On December 6, 1957, a large contingent of reporters and cameramen gathered at Cape Canaveral to witness the Vanguard rocket attempt to launch a 3.2-pound satellite into orbit. The rocket managed to lift four feet off the ground, before collapsing into a ball of fire. The grapefruit-sized satellite somehow managed to roll away from the launch pad inferno unscathed, prompting New York Journal American columnist, Dorothy Kilgallen, to quip: “Why doesn’t somebody go out there and kill it?”
The media lampooned the failed launch as Flopnik, Kaputnik, and Stayputnik. Von Braun found it increasingly difficult to contain his frustration: “…We could have done this with our Redstone (missile) two years ago… Vanguard will never make it…We have the hardware on the shelf…For God’s sake, turn us loose and let us do something.”
In November of 1957, less than a month before the Vanguard fiasco, the government had finally given a green light to the German rocket scientists at Redstone Arsenal, allowing them to participate in the satellite launch program. Eighty-nine days later, on January 31, 1958, Explorer 1 was launched into space by a Juno rocket (a modified Redstone missile). The satellite en
tered an elliptical, 220 x 156 mile orbit, and traveling at 18,000 mph, circled the Earth once every 114.8 minutes. The cylindrical-shaped American satellite, 80 inches long and weighing only 12 pounds, and was mocked by Soviet Premier Khrushchev as an “orbiting grapefruit.” The American news media, on the other hand, excitedly exaggerated the significance of the orbital milestone: “The 119 days between Sputnik 1 and Explorer were as important to the U.S.…as any similar span in history.”
The Explorer 1 satellite proved to be an unqualified success, orbiting the Earth 58,000 times before burning on re-entry in March of 1970. Among the satellite’s accomplishments was the discovery of the Van Allen Belt. Utilizing sophisticated sensory equipment, Explorer 1 verified that a zone of trapped radiation encircled the Earth at altitudes greater than 600 miles—a protective cover against potentially deadly celestial radiation.

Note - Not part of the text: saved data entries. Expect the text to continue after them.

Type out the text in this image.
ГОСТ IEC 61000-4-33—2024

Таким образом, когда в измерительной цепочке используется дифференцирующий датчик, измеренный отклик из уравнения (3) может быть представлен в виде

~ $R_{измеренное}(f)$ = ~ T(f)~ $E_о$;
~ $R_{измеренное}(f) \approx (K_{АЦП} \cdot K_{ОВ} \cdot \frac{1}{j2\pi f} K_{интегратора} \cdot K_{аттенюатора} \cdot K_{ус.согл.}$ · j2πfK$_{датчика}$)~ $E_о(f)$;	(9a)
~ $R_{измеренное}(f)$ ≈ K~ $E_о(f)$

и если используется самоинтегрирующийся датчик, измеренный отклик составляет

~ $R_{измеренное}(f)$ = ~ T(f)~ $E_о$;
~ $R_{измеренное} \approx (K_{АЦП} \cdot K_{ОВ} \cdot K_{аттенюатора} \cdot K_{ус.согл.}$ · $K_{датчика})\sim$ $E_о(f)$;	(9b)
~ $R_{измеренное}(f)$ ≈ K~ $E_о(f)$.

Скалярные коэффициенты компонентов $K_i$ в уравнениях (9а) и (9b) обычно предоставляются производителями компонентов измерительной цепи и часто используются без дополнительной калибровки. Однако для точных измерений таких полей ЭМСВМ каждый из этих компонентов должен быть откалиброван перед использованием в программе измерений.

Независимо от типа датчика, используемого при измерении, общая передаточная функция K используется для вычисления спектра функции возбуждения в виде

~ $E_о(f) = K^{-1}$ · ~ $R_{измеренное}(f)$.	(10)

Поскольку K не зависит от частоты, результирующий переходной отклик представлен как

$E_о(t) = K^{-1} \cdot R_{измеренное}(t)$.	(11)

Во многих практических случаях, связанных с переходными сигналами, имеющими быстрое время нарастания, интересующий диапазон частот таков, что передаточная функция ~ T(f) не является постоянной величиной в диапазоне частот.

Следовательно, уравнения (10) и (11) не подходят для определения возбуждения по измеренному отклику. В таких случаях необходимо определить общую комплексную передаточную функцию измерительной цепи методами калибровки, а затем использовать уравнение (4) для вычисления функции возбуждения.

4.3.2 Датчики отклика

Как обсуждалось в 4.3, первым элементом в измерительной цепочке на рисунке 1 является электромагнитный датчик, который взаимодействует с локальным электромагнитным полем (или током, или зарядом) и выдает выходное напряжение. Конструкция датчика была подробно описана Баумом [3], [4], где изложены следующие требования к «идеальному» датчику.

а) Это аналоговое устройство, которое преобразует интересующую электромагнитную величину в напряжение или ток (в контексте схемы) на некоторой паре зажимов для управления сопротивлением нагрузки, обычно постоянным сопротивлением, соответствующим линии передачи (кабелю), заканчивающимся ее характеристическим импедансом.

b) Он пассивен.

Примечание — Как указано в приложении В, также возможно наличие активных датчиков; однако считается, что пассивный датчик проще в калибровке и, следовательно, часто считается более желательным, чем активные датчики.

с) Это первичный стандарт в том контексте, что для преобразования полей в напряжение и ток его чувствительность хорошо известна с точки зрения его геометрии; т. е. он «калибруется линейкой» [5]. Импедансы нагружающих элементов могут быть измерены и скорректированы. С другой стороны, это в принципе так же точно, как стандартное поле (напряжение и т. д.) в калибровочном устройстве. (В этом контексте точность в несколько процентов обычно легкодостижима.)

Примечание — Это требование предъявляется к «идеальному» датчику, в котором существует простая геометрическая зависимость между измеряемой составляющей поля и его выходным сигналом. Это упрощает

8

The struggling Vanguard satellite program suffered another setback on January 25, 1958, when the launch rocket’s first stage engine malfunctioned, 14 seconds before ignition. Finally, on March 17th of that same year, a Vanguard satellite was successfully sent aloft; the spacecraft, which has measured the Earth and Sun’s gravitational fields, solar winds, and atmospheric conditions, remains in orbit, yet today. The last successful Vanguard launch occurred in March of 1959, but the beleaguered Navy program’s success rate was far from spectacular; only three of its eleven satellites made it into orbit.
On July 29, 1958, President Dwight D. Eisenhower signed into law legislation creating the National Aeronautics and Space Administration (NASA). The National Aeronautics and Space Act of 1958 not only established NASA, but also mandated that “activities in space should be devoted to peaceful purposes for the benefit of all mankind.” Keith Glennan, the President of Case Institute of Technology, was appointed as NASA’s first Administrator, with a firm mandate from the fiscally conservative Eisenhower to engage in “no reckless spending.”